One of the big shocks for investors in 2020 was the postponement of Ant Group’s initial public offering (IPO) in November, but this will unlikely impact the strong attractions that leading Chinese tech and new economy companies hold for global investors in 2021. The delay, in fact, will be a small price to pay if it means a better-regulated fintech industry. Until now, the regulators had adopted a liberal approach to fintech and are eager to avoid the mistakes when domestic investors lost over USD 100 billion as many unregulated peer-to-peer (P2P) lending platforms collapsed. Given the importance of commercial banks to China’s financial and economic system, a degree of caution on the part of the regulators at this point may be in investors’ best interests.
2021 will also see renewed focus on business relations, instead of government relations. The consensus within China is that although the U.S. and China are expected to remain strategic competitors, more communication and dialogue between them can better manage the risks, while allowing economic relationships to normalize.
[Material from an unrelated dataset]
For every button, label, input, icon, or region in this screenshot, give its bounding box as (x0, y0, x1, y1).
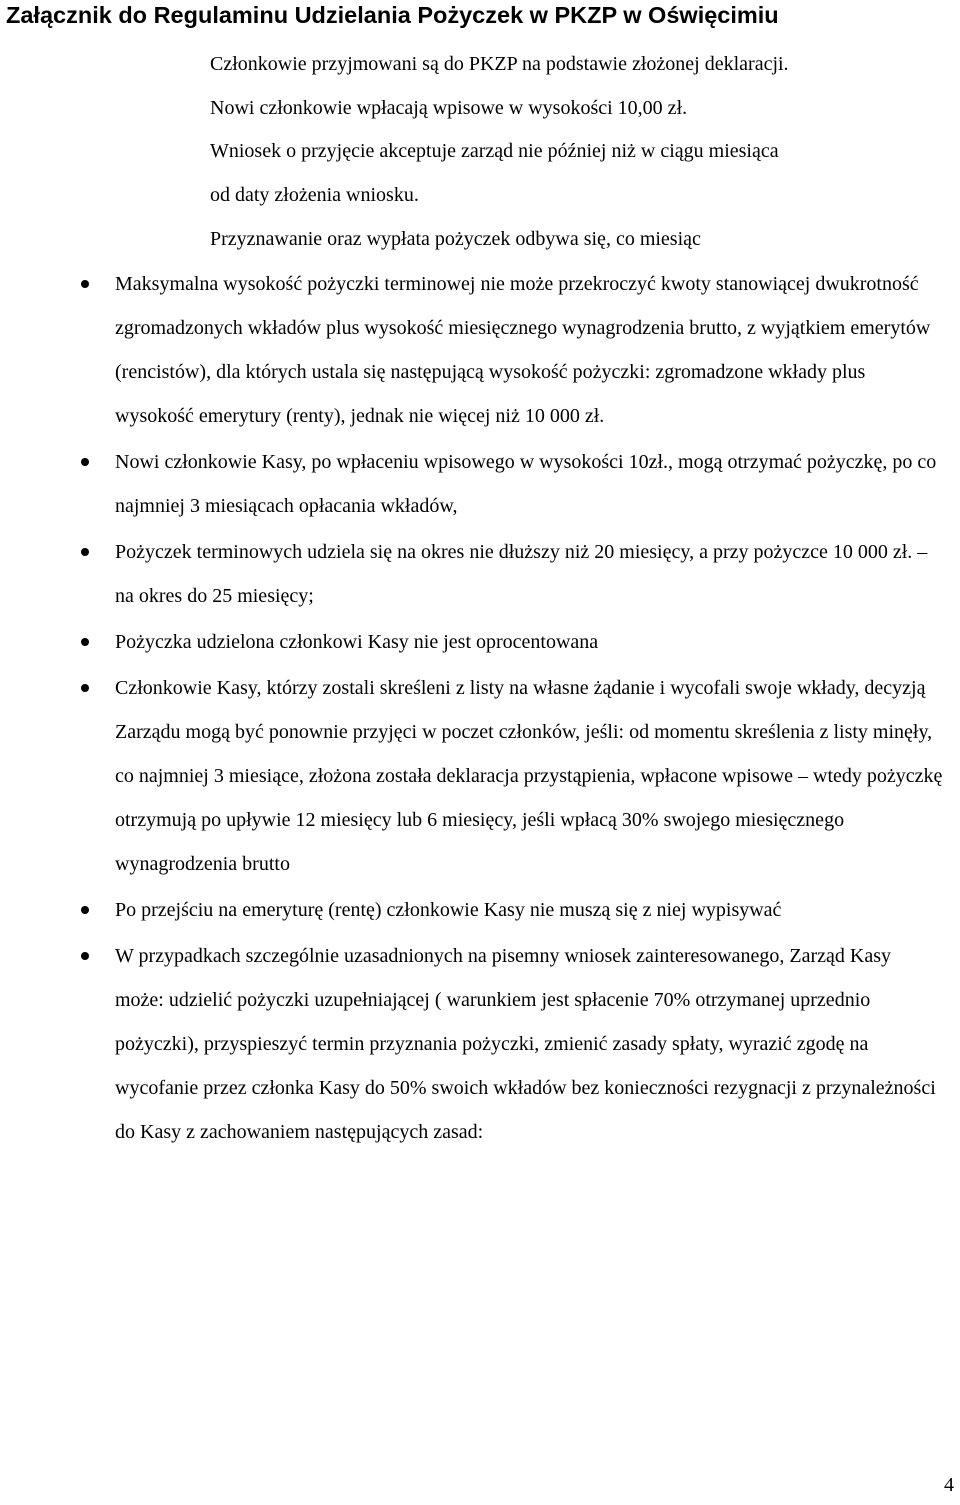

The phase one trade deal reached in February is expected to survive in modified form. Over time, it may progress to phase two issues such as intellectual property copyright and technology transfer. A cooling off in government rhetoric may encourage business leaders in China and the U.S. to quietly resume normal operations.
Pulling the above together, the outlook for the fundamentals for Chinese equities in 2021 looks positive for three key reasons: first, the economic recovery is expected to continue, with consumption the main driver; second, vaccine approval and distribution should allow China to reopen its borders to the rest of the world at some point next year; and third, global investors are structurally underweight Chinese equities.